By on March 12, 2017

It’s been a while since I was compelled to count the number of failed treatments in a group. But, I’ve noticed that the trend is moving toward higher and higher number of failed in-vitro and even egg donation cycles, so I decided to pull the numbers from the questionnaires people filled out for the last two intro series. 60 in the first group plus 54 in the second. 114.

We’re talking about two small groups.

I’ll speak at another point about what I think might be driving this trend, for now  this is what I’ve  got for us dear fertilehearted Visionary Moms:

I Love My Children! (by Sophia Benoit*)

Parent: I’d do anything for my children!

Scientist: Here’s how to stave off climate change so your children can stay on earth.

Parent: Nah

Shouting from the Rooftops 

Mom-To-Be: I absolutely LOVE this Fertile Heart OVUM work, and I know SO MANY WOMEN who could benefit from it.

Julia: That’s exciting! I’m really looking forward to meeting your friends on the calls.

Mom-To-Be: Well, I didn’t tell them about it, because, you see, Im not pregnant yet. But believe me I’ll be shouting from the rooftops when I have my baby.

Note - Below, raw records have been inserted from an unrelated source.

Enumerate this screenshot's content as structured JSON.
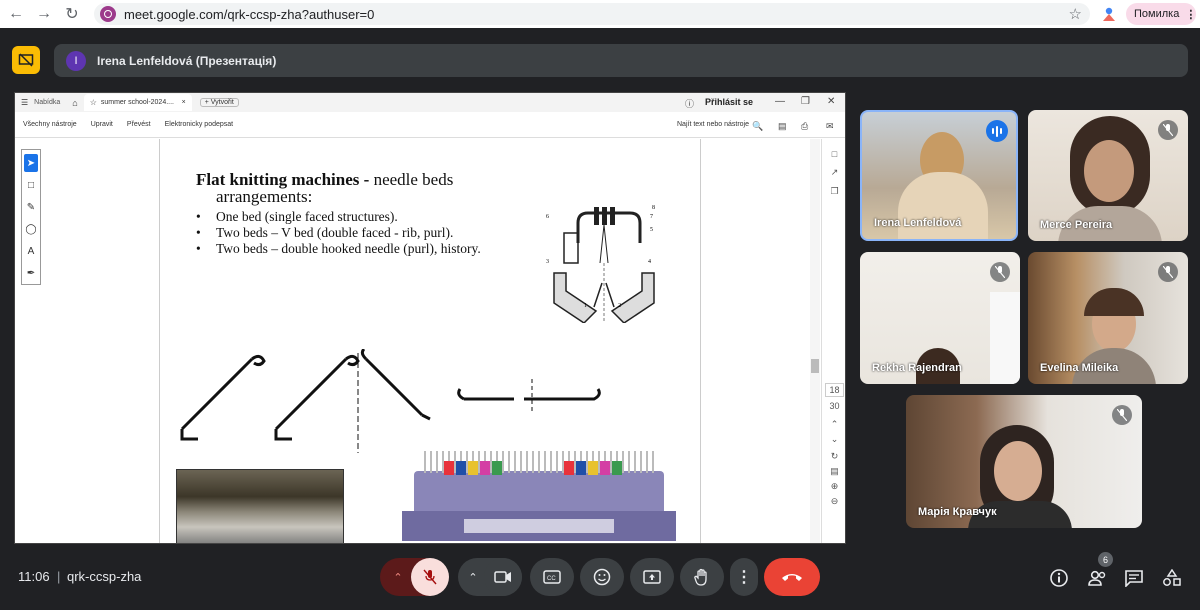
{
  "browser": {
    "url": "meet.google.com/qrk-ccsp-zha?authuser=0",
    "error_label": "Помилка"
  },
  "presenter": {
    "avatar_letter": "I",
    "label": "Irena Lenfeldová (Презентація)"
  },
  "shared_screen": {
    "tab_home": "Nabídka",
    "tab_doc": "summer school-2024....",
    "tab_close": "×",
    "tab_new": "+ Vytvořit",
    "sign_in": "Přihlásit se",
    "menu": [
      "Všechny nástroje",
      "Upravit",
      "Převést",
      "Elektronicky podepsat"
    ],
    "find_text": "Najít text nebo nástroje",
    "page_number": "18",
    "page_total": "30",
    "slide": {
      "title_bold": "Flat knitting machines -",
      "title_rest": " needle beds",
      "title_line2": "arrangements:",
      "bullets": [
        "One bed (single faced structures).",
        "Two beds – V bed (double faced - rib, purl).",
        "Two beds – double hooked needle (purl), history."
      ],
      "diagram_numbers": [
        "8",
        "7",
        "6",
        "5",
        "3",
        "4",
        "1",
        "2"
      ]
    }
  },
  "participants": [
    {
      "name": "Irena Lenfeldová",
      "speaking": true
    },
    {
      "name": "Merce Pereira",
      "muted": true
    },
    {
      "name": "Rekha Rajendran",
      "muted": true
    },
    {
      "name": "Evelina Mileika",
      "muted": true
    },
    {
      "name": "Марія Кравчук",
      "muted": true
    }
  ],
  "bottom": {
    "time": "11:06",
    "separator": "|",
    "meeting_code": "qrk-ccsp-zha",
    "people_count": "6"
  },
  "colors": {
    "background": "#202124",
    "end_call": "#ea4335",
    "mic_off": "#f9dedc",
    "present_icon": "#fbbc04",
    "active_speaker": "#8ab4f8"
  }
}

Julia: Bummer!  You know, I was hoping that a few thousand couples having conceived with the help of this work, would make it worthy of passing on.

But, sure…I understand, let’s just keep walking to meet your little one halfway….Looking forward to those rooftop shout-outs whenever you’re ready:).

failed IVF could be the start of healing

Could this baby girl have been born at a lesser risk to her mom’s and her own health?

Keep Up the Good Work

New Mom: Our baby is here, after all the failed treatments, I can’t believe we really made it, Julia,  how can I ever thank you?

Julia: I’m sooo happy for you, congratulations and thank you so much for asking how you can help.

Remember those rooftops you talked about not that long ago? It would be very helpful if you occasionally shared my posts on your Facebook Page with a note to your followers, so I can reach a few more women before they go through the 10 failed IVF’s you’ve endured.

New Mom: Oh…I can’t do that! None of my friends know we had trouble conceiving.  But keep up the good work! I’ll probably be back on those calls when we’re ready for #2:).

 Fertile Heart Body Truth

*Sophia Benoit is a journalist, whose writing you can enjoy on the Guardian and other sites. A very smart, funny woman, who I hope would approve of using one of her tweets gone viral as my inspiration for this blog post.

 

 

25 Responses to “3 (VERY) Short Plays inspired by 114 Failed Fertility Treatments of 30 Women in the 2 Recent Fertile Heart Intro Series    ”

  1. Mamacat says:

    Hi Julia!

    Absolutely want to spread the love of this program! In addition to linking others to the program through social media/internet/word of mouth, one goal is to become a yoga teacher and an advocate/affiliate further linking others and spreading the beacon of hope that is fertile heart! It makes my heart happy to know that I can touch others who need the program as much as I do/did even before and after I have met my child.

  2. Jukes says:

    Thanks Julia, your blog hit home about sharing your work with others. If you ask me to talk to strangers, other couples trying to conceive then no problem, happy to! But do my friends (even some of my closest) know that I am still on this path/journey, no they probably don’t. And I am just realising how your work gives me so many ways of expressing the joinery that I am on that doesn’t have to be centred around whether I am pregnant or not, instead it opens conversations with friends on a much deeper level, which never may have been opened had I not encountered your work. So heres to shouting about it from the rooftops on all levels
    Jules

  3. bkhose says:

    This is a beautiful way to stand outside of the personal journey to help the view become more wide and clear Julia.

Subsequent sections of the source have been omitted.